The freaks come out at night. In the darkness, boundaries crumble, inhibitions vanish, spirits roam free…and New York City female-fronted indie outfit The Silk War unfurls their debut album: the cerebral, at times ethereal, Come Evening. The Silk War’s post-wave oeuvre soundtracks the night…and amplifies the voices of the misfits; of the alienated.

“When it gets dark out, you rid yourself of distractions,” explains Alexandra Blair, the kohl-eyed, high-octane frontwoman. “You can break the chains that bind and allow yourself to be who you want to be. I find the most clarity at night. It’s like I’m seemingly clawing at any and everything just to try it, to unleash something, to shatter something.”

After generating buzz in NYC with their high-energy shows, the five-piece: Alexandra Blair (singer, lyricist), James Mullen (guitar, songwriter, producer), Angelo Miliano (keyboards), Josh O’Guinn (bass), and Andrew Mega (drums) bring an introspective, politically-charged 11-track collection addressing bullying and self-worth, gun control, and self-empowerment.
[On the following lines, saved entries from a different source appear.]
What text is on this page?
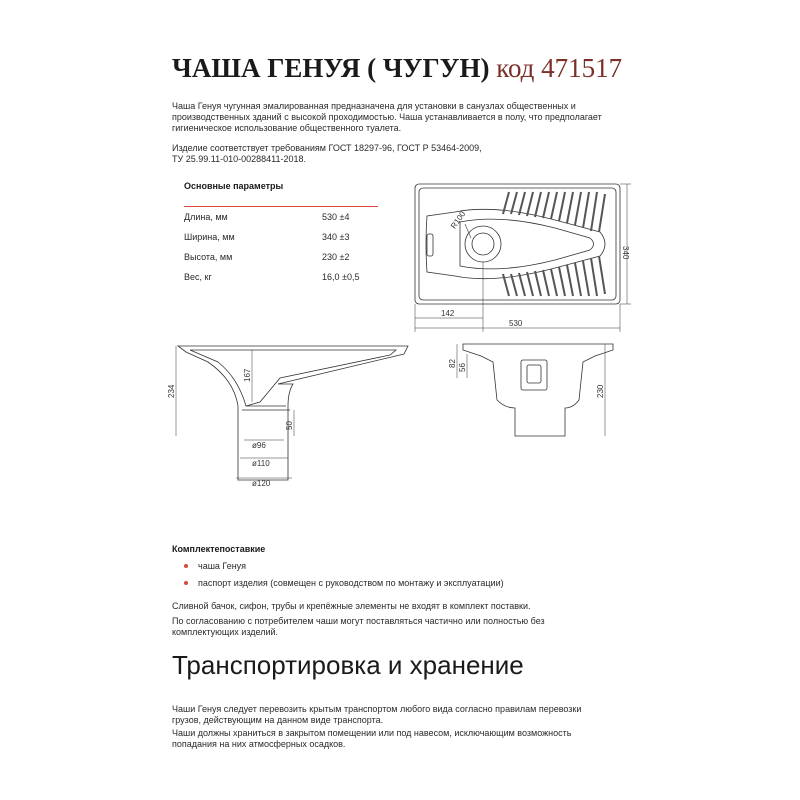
ЧАША ГЕНУЯ ( ЧУГУН) код 471517
Чаша Генуя чугунная эмалированная предназначена для установки в санузлах общественных и
производственных зданий с высокой проходимостью. Чаша устанавливается в полу, что предполагает
гигиеническое использование общественного туалета.
Изделие соответствует требованиям ГОСТ 18297-96, ГОСТ Р 53464-2009,
ТУ 25.99.11-010-00288411-2018.
Основные параметры
Длина, мм	530 ±4
Ширина, мм	340 ±3
Высота, мм	230 ±2
Вес, кг	16,0 ±0,5
R100
340
142
530
234
167
50
ø96
ø110
ø120
82 56
230
Комплектепоставкие
чаша Генуя
паспорт изделия (совмещен с руководством по монтажу и эксплуатации)
Сливной бачок, сифон, трубы и крепёжные элементы не входят в комплект поставки.
По согласованию с потребителем чаши могут поставляться частично или полностью без
комплектующих изделий.
Транспортировка и хранение
Чаши Генуя следует перевозить крытым транспортом любого вида согласно правилам перевозки
грузов, действующим на данном виде транспорта.
Чаши должны храниться в закрытом помещении или под навесом, исключающим возможность
попадания на них атмосферных осадков.
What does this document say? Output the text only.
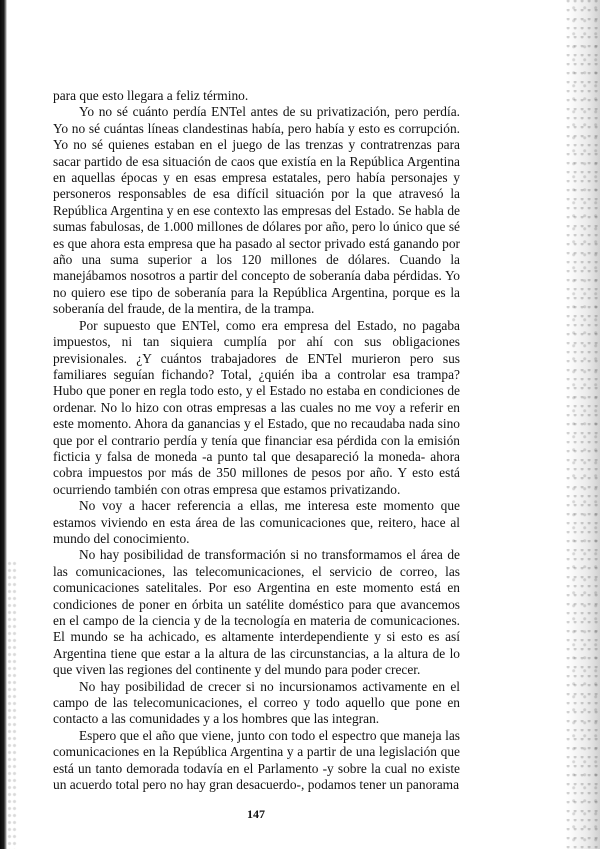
para que esto llegara a feliz término.

Yo no sé cuánto perdía ENTel antes de su privatización, pero perdía. Yo no sé cuántas líneas clandestinas había, pero había y esto es corrupción. Yo no sé quienes estaban en el juego de las trenzas y contratrenzas para sacar partido de esa situación de caos que existía en la República Argentina en aquellas épocas y en esas empresa estatales, pero había personajes y personeros responsables de esa difícil situación por la que atravesó la República Argentina y en ese contexto las empresas del Estado. Se habla de sumas fabulosas, de 1.000 millones de dólares por año, pero lo único que sé es que ahora esta empresa que ha pasado al sector privado está ganando por año una suma superior a los 120 millones de dólares. Cuando la manejábamos nosotros a partir del concepto de soberanía daba pérdidas. Yo no quiero ese tipo de soberanía para la República Argentina, porque es la soberanía del fraude, de la mentira, de la trampa.

Por supuesto que ENTel, como era empresa del Estado, no pagaba impuestos, ni tan siquiera cumplía por ahí con sus obligaciones previsionales. ¿Y cuántos trabajadores de ENTel murieron pero sus familiares seguían fichando? Total, ¿quién iba a controlar esa trampa? Hubo que poner en regla todo esto, y el Estado no estaba en condiciones de ordenar. No lo hizo con otras empresas a las cuales no me voy a referir en este momento. Ahora da ganancias y el Estado, que no recaudaba nada sino que por el contrario perdía y tenía que financiar esa pérdida con la emisión ficticia y falsa de moneda -a punto tal que desapareció la moneda- ahora cobra impuestos por más de 350 millones de pesos por año. Y esto está ocurriendo también con otras empresa que estamos privatizando.

No voy a hacer referencia a ellas, me interesa este momento que estamos viviendo en esta área de las comunicaciones que, reitero, hace al mundo del conocimiento.

No hay posibilidad de transformación si no transformamos el área de las comunicaciones, las telecomunicaciones, el servicio de correo, las comunicaciones satelitales. Por eso Argentina en este momento está en condiciones de poner en órbita un satélite doméstico para que avancemos en el campo de la ciencia y de la tecnología en materia de comunicaciones. El mundo se ha achicado, es altamente interdependiente y si esto es así Argentina tiene que estar a la altura de las circunstancias, a la altura de lo que viven las regiones del continente y del mundo para poder crecer.

No hay posibilidad de crecer si no incursionamos activamente en el campo de las telecomunicaciones, el correo y todo aquello que pone en contacto a las comunidades y a los hombres que las integran.

Espero que el año que viene, junto con todo el espectro que maneja las comunicaciones en la República Argentina y a partir de una legislación que está un tanto demorada todavía en el Parlamento -y sobre la cual no existe un acuerdo total pero no hay gran desacuerdo-, podamos tener un panorama

147
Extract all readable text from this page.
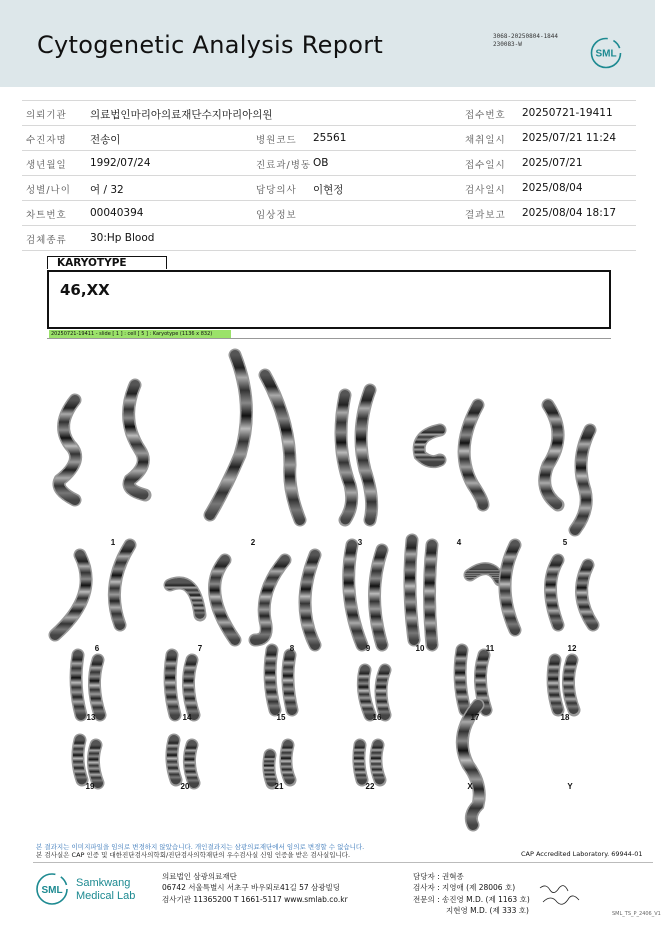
Cytogenetic Analysis Report	3068-20250804-1844
230083-W
SML
의뢰기관 의료법인마리아의료재단수지마리아의원	접수번호 20250721-19411
수진자명 전송이	병원코드 25561	채취일시 2025/07/21 11:24
생년월일 1992/07/24	진료과/병동 OB	접수일시 2025/07/21
성별/나이 여 / 32	담당의사 이현정	검사일시 2025/08/04
차트번호 00040394	임상정보	결과보고 2025/08/04 18:17
검체종류 30:Hp Blood
KARYOTYPE
46,XX
20250721-19411 - slide [ 1 ] : cell [ 5 ] : Karyotype (1136 x 832)
1	2	3	4	5
6	7	8	9	10	11	12
13	14	15	16	17	18
19	20	21	22	X	Y
본 결과지는 이미지파일을 임의로 변경하지 않았습니다. 개인결과지는 삼광의료재단에서 임의로 변경할 수 없습니다.
본 검사실은 CAP 인증 및 대한진단검사의학회/진단검사의학재단의 우수검사실 신임 인증을 받은 검사실입니다.	CAP Accredited Laboratory. 69944-01
SML
Samkwang
Medical Lab
의료법인 삼광의료재단
06742 서울특별시 서초구 바우뫼로41길 57 삼광빌딩
검사기관 11365200 T 1661-5117 www.smlab.co.kr
담당자 : 권혁종
검사자 : 지영애 (제 28006 호)
전문의 : 송진영 M.D. (제 1163 호)
지현영 M.D. (제 333 호)	SML_TS_P_2406_V1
The band notes that each track, though independent, falls under an “all-encompassing veil of darkness.” With strong narrative, seduction and Blair’s gleefully vampish Theda Bara-meets-Mick Jagger theatricality, The Silk War deftly weaves the new wave dance party with intellectual poetry.

Photo: Alice Teeple

In 2017, serendipity brought Alexandra Blair and James Mullen together. Between engineering for bands such as Nine Inch Nails and Interpol, Mullen (who also produced the album) formulated his own concept of a band over the years. Introduced to Alexandra by a mutual friend, they unlocked immediate chemistry.

“I had an idea in my mind sonically,” he recalls. “When I heard Alexandra’s voice, I was like, ‘Holy shit, she’s the perfect person for  this’. From then on, we were glued together in the studio.”
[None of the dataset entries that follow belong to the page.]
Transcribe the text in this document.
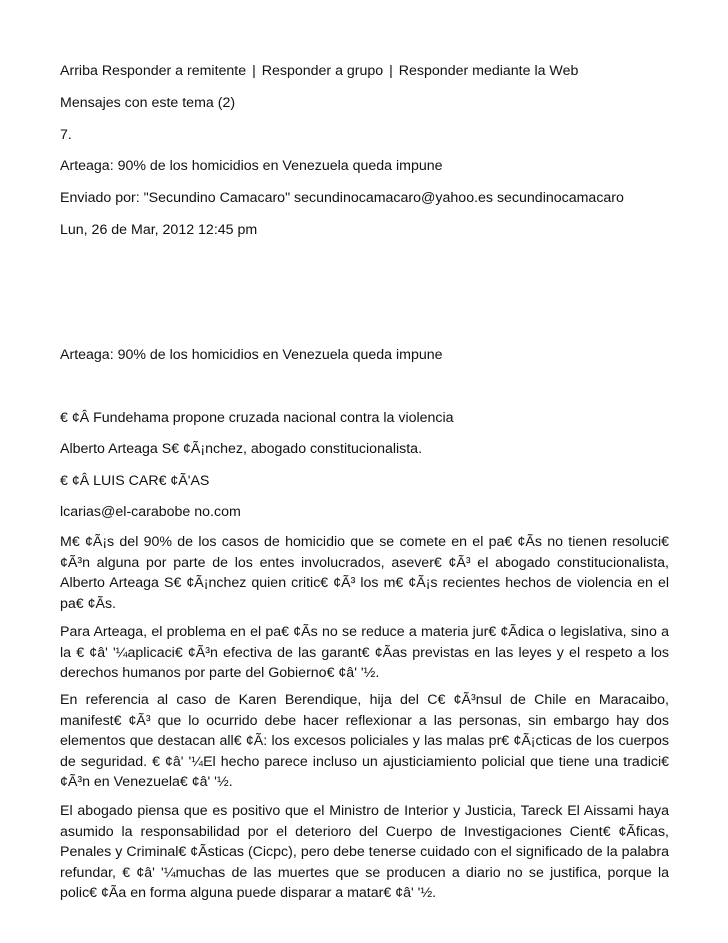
Arriba Responder a remitente | Responder a grupo | Responder mediante la Web
Mensajes con este tema (2)
7.
Arteaga: 90% de los homicidios en Venezuela queda impune
Enviado por: "Secundino Camacaro" secundinocamacaro@yahoo.es secundinocamacaro
Lun, 26 de Mar, 2012 12:45 pm
Arteaga: 90% de los homicidios en Venezuela queda impune
€ ¢Â Fundehama propone cruzada nacional contra la violencia
Alberto Arteaga S€ ¢Ã¡nchez, abogado constitucionalista.
€ ¢Â LUIS CAR€ ¢Ã'AS
lcarias@el-carabobe no.com

M€ ¢Ã¡s del 90% de los casos de homicidio que se comete en el pa€ ¢Ãs no tienen resoluci€ ¢Ã³n alguna por parte de los entes involucrados, asever€ ¢Ã³ el abogado constitucionalista, Alberto Arteaga S€ ¢Ã¡nchez quien critic€ ¢Ã³ los m€ ¢Ã¡s recientes hechos de violencia en el pa€ ¢Ãs.

Para Arteaga, el problema en el pa€ ¢Ãs no se reduce a materia jur€ ¢Ãdica o legislativa, sino a la € ¢â' '¼aplicaci€ ¢Ã³n efectiva de las garant€ ¢Ãas previstas en las leyes y el respeto a los derechos humanos por parte del Gobierno€ ¢â' '½.

En referencia al caso de Karen Berendique, hija del C€ ¢Ã³nsul de Chile en Maracaibo, manifest€ ¢Ã³ que lo ocurrido debe hacer reflexionar a las personas, sin embargo hay dos elementos que destacan all€ ¢Ã: los excesos policiales y las malas pr€ ¢Ã¡cticas de los cuerpos de seguridad. € ¢â' '¼El hecho parece incluso un ajusticiamiento policial que tiene una tradici€ ¢Ã³n en Venezuela€ ¢â' '½.

El abogado piensa que es positivo que el Ministro de Interior y Justicia, Tareck El Aissami haya asumido la responsabilidad por el deterioro del Cuerpo de Investigaciones Cient€ ¢Ãficas, Penales y Criminal€ ¢Ãsticas (Cicpc), pero debe tenerse cuidado con el significado de la palabra refundar, € ¢â' '¼muchas de las muertes que se producen a diario no se justifica, porque la polic€ ¢Ãa en forma alguna puede disparar a matar€ ¢â' '½.
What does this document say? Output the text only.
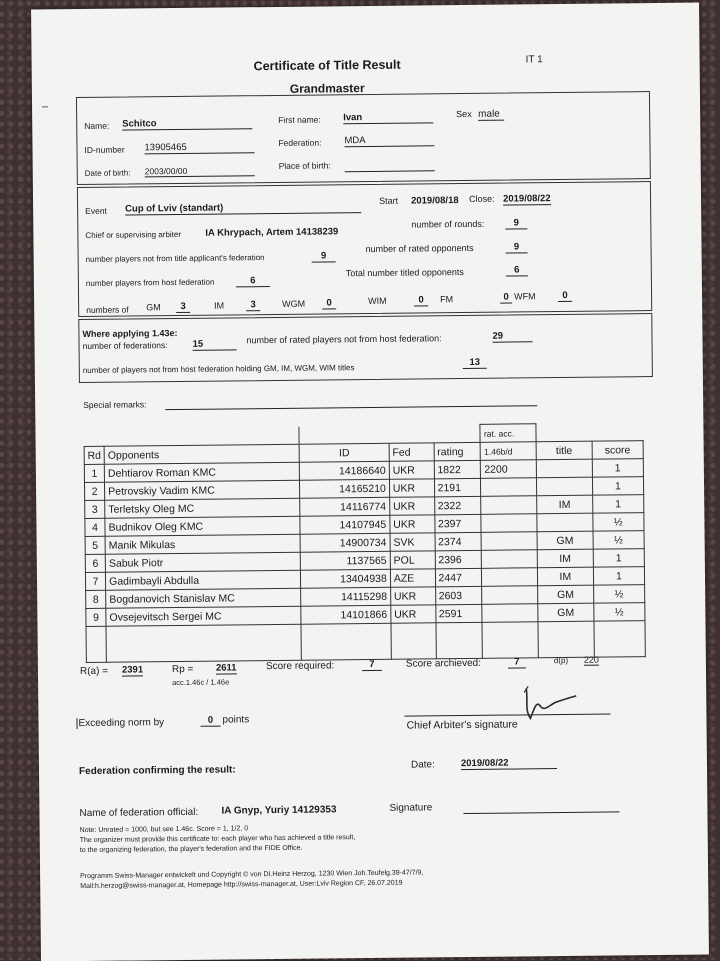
Certificate of Title Result
Grandmaster
IT 1
Name: Schitco	First name: Ivan	Sex male
ID-number 13905465	Federation: MDA
Date of birth: 2003/00/00
Place of birth:
Event Cup of Lviv (standart)
Start 2019/08/18 Close: 2019/08/22
Chief or supervising arbiter	IA Khrypach, Artem 14138239
number of rounds:	9
number players not from title applicant's federation	9
number of rated opponents	9
number players from host federation	6
Total number titled opponents	6
numbers of GM	3	IM	3	WGM	0	WIM	0	FM	0 WFM	0
Where applying 1.43e:
number of federations:	15	number of rated players not from host federation:	29
number of players not from host federation holding GM, IM, WGM, WIM titles
13
Special remarks:
					rat. acc.		
Rd	Opponents	ID	Fed	rating	1.46b/d	title	score
1	Dehtiarov Roman KMC	14186640	UKR	1822	2200		1
2	Petrovskiy Vadim KMC	14165210	UKR	2191			1
3	Terletsky Oleg MC	14116774	UKR	2322		IM	1
4	Budnikov Oleg KMC	14107945	UKR	2397			½
5	Manik Mikulas	14900734	SVK	2374		GM	½
6	Sabuk Piotr	1137565	POL	2396		IM	1
7	Gadimbayli Abdulla	13404938	AZE	2447		IM	1
8	Bogdanovich Stanislav MC	14115298	UKR	2603		GM	½
9	Ovsejevitsch Sergei MC	14101866	UKR	2591		GM	½

R(a) = 2391	Rp = 2611
acc.1.46c / 1.46e
Score required:	7	Score archieved:	7	d(p) 220
Exceeding norm by	0 points	Chief Arbiter's signature
Federation confirming the result:	Date:	2019/08/22
Name of federation official: IA Gnyp, Yuriy 14129353	Signature
Note: Unrated = 1000, but see 1.46c. Score = 1, 1/2, 0
The organizer must provide this certificate to: each player who has achieved a title result,
to the organizing federation, the player's federation and the FIDE Office.
Programm Swiss-Manager entwickelt und Copyright © von DI.Heinz Herzog, 1230 Wien Joh.Teufelg.39-47/7/9,
Mail:h.herzog@swiss-manager.at, Homepage http://swiss-manager.at, User:Lviv Region CF, 26.07.2019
“There was an inherent darkness we both shared,” adds Blair. “We talked about Sylvia Plath’s diaries and The Bell Jar. A lot of people hide behind the veils, whereas James and I were able to talk on a serious, vulnerable level right away.”

Photo: Alice Teeple

In 2019, The Silk War released their anti-bullying anthem Velvet, following up with their first official single from the album, Blue Hour. “It’s actually the very first song we ever wrote together,” Blair explains. “Blue Hour refers to the 10-minute twilight between night and day. You only really see the ‘Blue Hour’ when you’re on a bender, to be honest. The song is about staying up and immersing yourself in this debauchery whether it’s around others or by yourself. Instead of taking responsibility for your life, you just sit on the idea of waiting. You’re just waiting for someone to make it better because you don’t know how.”

The Silk War also recently released the single Slender Slander, a deceptively uptempo number belying a collective darkness: the futility of US gun control. Slender Slander, written in response to the Parkland School shooting, serves as a paradox of subliminal messaging: a unique strategy, meant to fool the enemy into a state of understanding. Despite 38,000 American deaths (on average 100 per day) from gun violence every year, little has been done to end the tragedy. The video was directed by Benjamin Kabin.

“It’s okay to realize within this despair that even if things are seemingly unlivable, there will still be
something better for you, somehow, someday,” muses Blair. “The point of our music is to transcend those thoughts and realize you can get past them. The more scars, the better.”

Barcelona delves into personal drama: a song about dating someone who loves to relive their past, making it impossible to build a future with them. Watch the official music video, filmed at The Park Church Co-op in Greenpoint, Brooklyn and shot mostly on 16mm film, here:

“There is this magnetic pull between our cinematic tendencies and chronic melancholy and self-doubt that we fully realized on this record,” the band concludes. “We hope to connect with the listener whose tendencies lean towards awareness of self, a re-imagining of despair.”

Come Evening is a stunning debut from The Silk War.